The food sector is currently undergoing a transition driven by increased awareness of environmental sustainability and changing dietary habits. Cheese is particularly challenging due to its complex taste, texture, and functionality. This thesis investigates cheese, vegan cheese alternatives and hybrids produced with alternative raw materials and processes, contributing to the next generation cheese with tailored structure, functionality, and processing concepts.

Plant-based cheese alternatives were characterized for rheological behavior and meltability, revealing insufficient melting due to differences in gel network structure. As a promising approach, the feasibility of precision fermentation was explored via re-assembly of bovine casein fractions into functional micelles. Artificial micelles showed increased size, mineralization and interaction with calcium phosphate nanoclusters, impairing chymosin-induced coagulation. Adjusting pH, calcium content and assembly time partially enabled plasticization and melting.

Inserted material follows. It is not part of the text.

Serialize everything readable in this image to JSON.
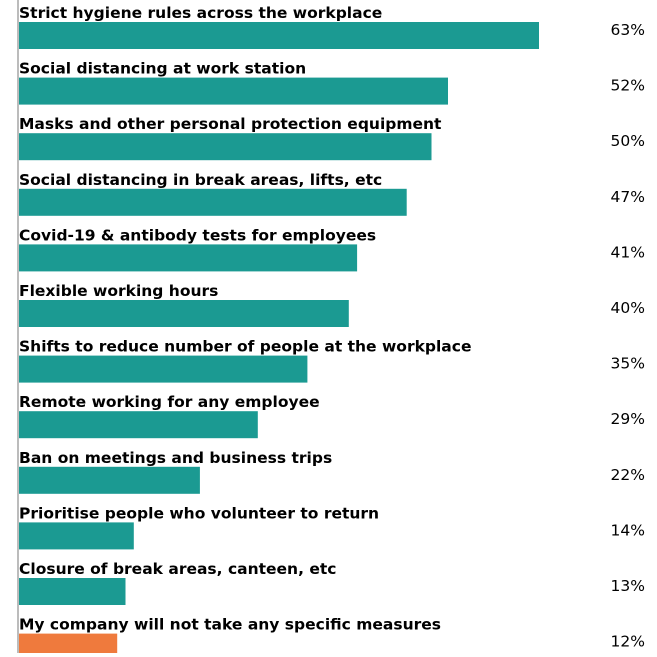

Adaptions of the cheese-making process to increase yield and shortening the ripening time were evaluated. Homogenization-induced textural changes could not be compensated by thermo-mechanical treatment. While conventional laboratory analyses showed minor differences, oral processing data revealed the impact of structural alterations on texture. Targeted formation of gamma-glutamyl dipeptides via enzymatic reactions enhanced the kokumi impression and reduced the apparent ripening time.

Cheese hybrids were produced by incorporating alternative proteins into the cheese curd via pressing or waterless single-screw extrusion. Extrusion proved to be a useful tool for the integration of powdered substrates. Soluble Spirulina protein fractions yielded stable hybrids with acceptable texture and melting behavior.

Finally, the feasibility of the products and processes for small and medium sized enterprises and dairies was evaluated.